O projeto determina também a proibição da publicidade do setor em meios de comunicação, bem como do uso de influenciadores e celebridades em materiais das bets. A restrição se estende aos patrocínios esportivos e de eventos — em caso de contratos já firmados, eles deverão ser encerrados em um prazo de até 180 dias após a sanção da medida.
Bônus, promoções e demais ações que incentivem a participação do público em apostas ficam vedados pelo projeto de lei. O texto traz ainda medidas que já existem no mercado regulado, como o uso de biometria para impedir o acesso por menores de 18 anos
Na justificativa, Sávio defende que as apostas recebam tratamento equivalente aos produtos derivados do tabaco. “A experiência brasileira com a legislação antitabagista demonstra que apenas a proibição total [da propaganda] é capaz de enfrentar efetivamente produtos que causam dependência”, argumenta o parlamentar.

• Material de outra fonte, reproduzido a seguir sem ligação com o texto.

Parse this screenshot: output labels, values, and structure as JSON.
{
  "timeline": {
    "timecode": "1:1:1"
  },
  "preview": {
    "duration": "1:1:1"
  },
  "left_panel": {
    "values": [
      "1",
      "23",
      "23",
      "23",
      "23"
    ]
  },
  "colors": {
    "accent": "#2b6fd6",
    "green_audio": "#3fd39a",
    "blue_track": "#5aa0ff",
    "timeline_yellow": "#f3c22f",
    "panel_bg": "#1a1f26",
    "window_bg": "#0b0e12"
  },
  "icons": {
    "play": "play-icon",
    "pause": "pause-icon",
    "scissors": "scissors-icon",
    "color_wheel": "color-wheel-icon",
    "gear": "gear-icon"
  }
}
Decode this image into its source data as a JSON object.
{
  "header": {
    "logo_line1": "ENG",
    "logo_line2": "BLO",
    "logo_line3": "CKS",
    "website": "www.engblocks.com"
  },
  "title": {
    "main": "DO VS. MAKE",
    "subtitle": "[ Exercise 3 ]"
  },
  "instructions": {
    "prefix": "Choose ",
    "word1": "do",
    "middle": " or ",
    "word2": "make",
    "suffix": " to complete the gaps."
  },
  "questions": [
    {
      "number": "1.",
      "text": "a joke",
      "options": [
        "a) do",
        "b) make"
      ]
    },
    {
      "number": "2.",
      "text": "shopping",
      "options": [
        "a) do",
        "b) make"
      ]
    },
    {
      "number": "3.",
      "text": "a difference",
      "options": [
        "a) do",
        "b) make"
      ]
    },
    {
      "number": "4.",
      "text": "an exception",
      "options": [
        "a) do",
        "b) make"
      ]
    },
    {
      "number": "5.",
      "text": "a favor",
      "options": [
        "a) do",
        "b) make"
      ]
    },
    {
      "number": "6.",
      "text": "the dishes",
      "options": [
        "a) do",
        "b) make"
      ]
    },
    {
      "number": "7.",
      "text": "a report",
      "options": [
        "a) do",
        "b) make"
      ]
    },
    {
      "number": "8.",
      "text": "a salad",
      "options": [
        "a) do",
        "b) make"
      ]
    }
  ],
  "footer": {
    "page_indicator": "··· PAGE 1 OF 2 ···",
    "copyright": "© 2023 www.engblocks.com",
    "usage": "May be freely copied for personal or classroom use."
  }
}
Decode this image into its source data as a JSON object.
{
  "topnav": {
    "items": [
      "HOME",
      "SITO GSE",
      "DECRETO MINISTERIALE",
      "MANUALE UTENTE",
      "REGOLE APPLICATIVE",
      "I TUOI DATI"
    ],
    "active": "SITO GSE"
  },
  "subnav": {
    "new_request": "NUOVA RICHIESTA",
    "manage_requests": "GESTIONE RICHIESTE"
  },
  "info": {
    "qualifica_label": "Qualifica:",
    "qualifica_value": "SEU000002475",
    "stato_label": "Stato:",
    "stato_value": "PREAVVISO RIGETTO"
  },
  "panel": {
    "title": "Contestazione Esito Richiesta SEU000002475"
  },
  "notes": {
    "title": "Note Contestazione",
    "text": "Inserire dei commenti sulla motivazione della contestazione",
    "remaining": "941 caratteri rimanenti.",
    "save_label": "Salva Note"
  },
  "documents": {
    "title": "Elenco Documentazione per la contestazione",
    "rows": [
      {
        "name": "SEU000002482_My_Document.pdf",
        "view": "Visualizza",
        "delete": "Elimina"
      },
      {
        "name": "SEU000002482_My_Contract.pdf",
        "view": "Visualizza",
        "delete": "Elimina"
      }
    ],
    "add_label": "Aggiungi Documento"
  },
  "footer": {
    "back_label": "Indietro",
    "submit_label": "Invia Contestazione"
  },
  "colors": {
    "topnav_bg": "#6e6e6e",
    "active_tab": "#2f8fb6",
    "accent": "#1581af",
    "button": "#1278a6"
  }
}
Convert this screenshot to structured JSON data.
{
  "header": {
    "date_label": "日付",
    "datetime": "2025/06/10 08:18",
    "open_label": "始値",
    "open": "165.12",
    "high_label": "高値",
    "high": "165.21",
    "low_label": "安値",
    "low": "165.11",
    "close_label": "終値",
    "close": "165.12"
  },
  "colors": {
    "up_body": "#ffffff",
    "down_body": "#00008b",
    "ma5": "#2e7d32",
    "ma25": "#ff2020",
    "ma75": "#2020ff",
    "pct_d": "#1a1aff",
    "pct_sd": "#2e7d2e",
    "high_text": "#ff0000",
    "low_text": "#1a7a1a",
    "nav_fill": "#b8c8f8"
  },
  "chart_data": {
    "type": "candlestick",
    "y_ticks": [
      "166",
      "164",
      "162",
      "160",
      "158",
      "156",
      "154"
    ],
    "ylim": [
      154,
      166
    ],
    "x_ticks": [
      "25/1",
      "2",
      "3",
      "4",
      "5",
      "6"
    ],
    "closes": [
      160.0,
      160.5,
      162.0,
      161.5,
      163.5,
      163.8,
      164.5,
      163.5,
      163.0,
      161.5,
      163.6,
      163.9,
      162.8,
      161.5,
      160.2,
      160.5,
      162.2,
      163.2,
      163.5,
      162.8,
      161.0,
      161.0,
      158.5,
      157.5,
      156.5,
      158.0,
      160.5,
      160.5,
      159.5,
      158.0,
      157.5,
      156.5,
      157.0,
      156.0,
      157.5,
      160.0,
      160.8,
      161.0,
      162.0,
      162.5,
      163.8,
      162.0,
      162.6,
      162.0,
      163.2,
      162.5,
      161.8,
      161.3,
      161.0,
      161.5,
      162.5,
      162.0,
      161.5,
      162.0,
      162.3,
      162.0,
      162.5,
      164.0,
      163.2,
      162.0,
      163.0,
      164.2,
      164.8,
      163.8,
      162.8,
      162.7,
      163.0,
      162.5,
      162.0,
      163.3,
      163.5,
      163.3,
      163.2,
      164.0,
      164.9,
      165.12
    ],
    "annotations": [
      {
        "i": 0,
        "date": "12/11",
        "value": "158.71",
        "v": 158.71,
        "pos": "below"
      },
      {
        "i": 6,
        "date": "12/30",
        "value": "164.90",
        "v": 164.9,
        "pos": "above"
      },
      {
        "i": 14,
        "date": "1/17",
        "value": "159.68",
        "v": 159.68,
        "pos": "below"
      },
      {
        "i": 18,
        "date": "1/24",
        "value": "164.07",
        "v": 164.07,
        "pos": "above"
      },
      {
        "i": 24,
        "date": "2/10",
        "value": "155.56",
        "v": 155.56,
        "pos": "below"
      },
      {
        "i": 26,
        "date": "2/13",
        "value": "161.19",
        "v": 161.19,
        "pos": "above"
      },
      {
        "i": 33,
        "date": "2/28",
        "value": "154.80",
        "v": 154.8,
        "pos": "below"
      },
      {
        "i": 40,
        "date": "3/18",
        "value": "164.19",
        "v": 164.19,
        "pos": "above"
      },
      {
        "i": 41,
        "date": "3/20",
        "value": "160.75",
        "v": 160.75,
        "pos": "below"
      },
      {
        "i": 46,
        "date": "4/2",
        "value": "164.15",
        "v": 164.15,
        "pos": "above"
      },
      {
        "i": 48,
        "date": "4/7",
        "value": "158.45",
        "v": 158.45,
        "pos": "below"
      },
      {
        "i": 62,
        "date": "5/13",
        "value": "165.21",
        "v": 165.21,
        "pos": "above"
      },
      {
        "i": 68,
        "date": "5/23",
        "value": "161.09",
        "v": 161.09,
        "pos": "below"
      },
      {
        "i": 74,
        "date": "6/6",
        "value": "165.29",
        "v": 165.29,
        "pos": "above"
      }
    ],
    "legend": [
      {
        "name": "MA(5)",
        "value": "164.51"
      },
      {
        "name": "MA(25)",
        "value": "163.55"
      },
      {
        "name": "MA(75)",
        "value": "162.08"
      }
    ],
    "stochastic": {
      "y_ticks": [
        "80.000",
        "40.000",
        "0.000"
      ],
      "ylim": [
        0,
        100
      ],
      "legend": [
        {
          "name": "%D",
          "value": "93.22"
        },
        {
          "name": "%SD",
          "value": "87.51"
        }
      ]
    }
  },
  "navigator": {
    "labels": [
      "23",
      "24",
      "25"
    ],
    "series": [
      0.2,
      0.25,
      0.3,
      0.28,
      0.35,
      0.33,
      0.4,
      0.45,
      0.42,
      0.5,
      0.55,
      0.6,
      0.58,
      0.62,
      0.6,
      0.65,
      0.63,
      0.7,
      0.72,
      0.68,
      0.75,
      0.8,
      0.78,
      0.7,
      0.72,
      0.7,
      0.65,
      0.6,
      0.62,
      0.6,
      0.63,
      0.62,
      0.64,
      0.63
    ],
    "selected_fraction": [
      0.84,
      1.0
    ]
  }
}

“Se o Estado proíbe a propaganda de cigarro para proteger a saúde, não pode permitir a propaganda de apostas, que causam danos de magnitude equivalente ou superior”, diz em outro trecho.
O parlamentar defende ainda que a matéria seja aceita como substitutivo de um outro projeto aprovado no Senado no ano passado (PL 2.985/2023) que estabelece restrições para a propaganda de apostas. Na visão do deputado, o texto aprovado pelos senadores ainda não é suficiente para diminuir os riscos dos jogos de azar.
"O texto aprovado pelo Senado, embora bem-intencionado, contém brechas significativas que permitem a continuidade da exposição massiva da população à propaganda de apostas, por meio de patrocínios esportivos, uso de ex-atletas e veiculação em horários restritos", afirma.
Apresentado em 16 de junho, o projeto de Domingos Sávio ainda não começou a ser discutido na Câmara.